How does one interpret the subscript on a gamma function? For example, in the two parameter Gamma Cumulative Distribution Function:

$F(x)=\frac{\Gamma_{\frac{x}{\beta}}(\alpha)} {\Gamma {(\alpha)} }$

What does the subscript $\frac{x}{\beta}$ mean in terms of how I should evaluate the gamma function.

Thanks
• Jun 25th 2011, 08:50 AM
Guy
Re: Gamma CDF
I believe that denotes the incomplete gamma function.

$\Gamma_{\frac x \beta} (\alpha) = \int_0 ^ {\frac x \beta} t^{\alpha - 1} e ^ {-t} \ dt$.

There is no closed form expression for this guy as a function of $\alpha$. If you fix $\alpha$ and try to write as a function of $x$ you can sometimes do that, particularly if $\alpha$ is a positive integer.
• Jun 26th 2011, 08:46 AM
rainer
Re: Gamma CDF
Any advice as to how I might take the derivative of this w.r.t. alpha and beta?
• Jun 26th 2011, 09:01 AM
Guy
Re: Gamma CDF
You can but it probably will not be so useful for whatever you are doing.

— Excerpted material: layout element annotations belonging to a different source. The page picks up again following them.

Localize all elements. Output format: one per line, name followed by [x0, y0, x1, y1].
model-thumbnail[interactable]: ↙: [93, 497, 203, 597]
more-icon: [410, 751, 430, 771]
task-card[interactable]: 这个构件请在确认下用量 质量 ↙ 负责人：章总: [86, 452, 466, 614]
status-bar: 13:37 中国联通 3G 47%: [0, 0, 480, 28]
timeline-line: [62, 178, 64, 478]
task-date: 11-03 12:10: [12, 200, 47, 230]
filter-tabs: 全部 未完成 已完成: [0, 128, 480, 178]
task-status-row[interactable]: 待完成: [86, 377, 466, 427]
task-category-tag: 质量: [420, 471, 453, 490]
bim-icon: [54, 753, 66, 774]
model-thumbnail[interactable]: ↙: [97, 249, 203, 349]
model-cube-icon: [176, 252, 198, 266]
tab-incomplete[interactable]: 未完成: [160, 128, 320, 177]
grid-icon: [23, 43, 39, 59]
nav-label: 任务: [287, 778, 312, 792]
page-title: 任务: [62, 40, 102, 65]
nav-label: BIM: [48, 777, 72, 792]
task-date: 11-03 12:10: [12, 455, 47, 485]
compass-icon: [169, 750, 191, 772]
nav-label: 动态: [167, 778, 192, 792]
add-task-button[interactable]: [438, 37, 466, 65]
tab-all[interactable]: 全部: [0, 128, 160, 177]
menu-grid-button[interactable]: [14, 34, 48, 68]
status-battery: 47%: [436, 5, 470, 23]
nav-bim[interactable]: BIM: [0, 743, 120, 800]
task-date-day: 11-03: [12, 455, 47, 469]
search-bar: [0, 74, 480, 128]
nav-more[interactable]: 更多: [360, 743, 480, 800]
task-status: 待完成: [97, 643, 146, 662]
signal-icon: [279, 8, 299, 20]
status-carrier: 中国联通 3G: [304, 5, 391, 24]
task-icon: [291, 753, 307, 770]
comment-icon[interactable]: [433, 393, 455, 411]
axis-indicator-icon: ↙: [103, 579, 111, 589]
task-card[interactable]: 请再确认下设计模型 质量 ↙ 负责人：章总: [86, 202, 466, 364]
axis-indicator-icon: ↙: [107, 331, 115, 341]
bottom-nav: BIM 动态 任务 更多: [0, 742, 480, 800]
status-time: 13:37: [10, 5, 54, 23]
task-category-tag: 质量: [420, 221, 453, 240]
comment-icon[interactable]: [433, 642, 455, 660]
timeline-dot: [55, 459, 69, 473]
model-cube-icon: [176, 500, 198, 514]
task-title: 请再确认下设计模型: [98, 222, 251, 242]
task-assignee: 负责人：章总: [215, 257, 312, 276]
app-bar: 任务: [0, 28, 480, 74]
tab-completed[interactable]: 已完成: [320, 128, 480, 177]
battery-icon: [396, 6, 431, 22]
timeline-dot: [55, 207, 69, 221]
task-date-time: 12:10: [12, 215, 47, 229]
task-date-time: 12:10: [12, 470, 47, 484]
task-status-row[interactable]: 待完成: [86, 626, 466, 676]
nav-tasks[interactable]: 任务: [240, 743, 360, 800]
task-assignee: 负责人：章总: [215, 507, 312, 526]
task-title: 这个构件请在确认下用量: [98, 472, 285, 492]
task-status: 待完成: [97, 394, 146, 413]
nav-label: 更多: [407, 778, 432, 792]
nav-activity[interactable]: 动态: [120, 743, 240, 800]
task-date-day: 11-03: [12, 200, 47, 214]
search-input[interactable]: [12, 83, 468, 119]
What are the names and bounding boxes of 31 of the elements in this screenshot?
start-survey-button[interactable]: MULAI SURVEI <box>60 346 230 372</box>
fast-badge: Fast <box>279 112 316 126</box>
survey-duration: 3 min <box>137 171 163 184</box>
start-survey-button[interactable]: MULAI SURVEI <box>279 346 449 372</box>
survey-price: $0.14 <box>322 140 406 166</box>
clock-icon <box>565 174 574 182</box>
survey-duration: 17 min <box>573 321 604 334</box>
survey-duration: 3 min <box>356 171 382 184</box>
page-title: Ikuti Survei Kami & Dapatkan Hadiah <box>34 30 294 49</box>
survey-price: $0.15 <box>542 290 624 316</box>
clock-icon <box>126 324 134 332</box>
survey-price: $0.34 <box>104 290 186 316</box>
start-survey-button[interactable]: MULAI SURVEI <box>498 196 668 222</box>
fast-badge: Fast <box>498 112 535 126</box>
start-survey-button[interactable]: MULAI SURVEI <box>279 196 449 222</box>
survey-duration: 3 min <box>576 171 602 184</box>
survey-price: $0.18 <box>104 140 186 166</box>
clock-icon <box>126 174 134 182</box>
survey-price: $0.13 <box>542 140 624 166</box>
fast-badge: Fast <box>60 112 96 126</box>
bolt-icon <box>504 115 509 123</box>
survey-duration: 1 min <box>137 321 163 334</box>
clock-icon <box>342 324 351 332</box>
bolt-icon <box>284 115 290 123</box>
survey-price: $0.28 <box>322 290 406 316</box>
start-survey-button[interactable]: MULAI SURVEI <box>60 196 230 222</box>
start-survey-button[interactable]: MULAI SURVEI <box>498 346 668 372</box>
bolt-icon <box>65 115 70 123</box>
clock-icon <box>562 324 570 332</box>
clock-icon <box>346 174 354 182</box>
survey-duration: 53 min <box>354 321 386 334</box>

To take derivative wrt $\alpha$ you may interchange integration and differentiation. So

$\displaystyle \frac d {d\alpha} \int_0 ^ {x/\beta} t^{\alpha - 1} e^{-t} \ dx = \int_0 ^ {x/\beta} \log(t) t^{\alpha - 1} e^{-t} \ dt$.

To take derivative wrt $\beta$ you can use (chain rule + fundamental theorem of calculus). You can't get rid of the integrals though.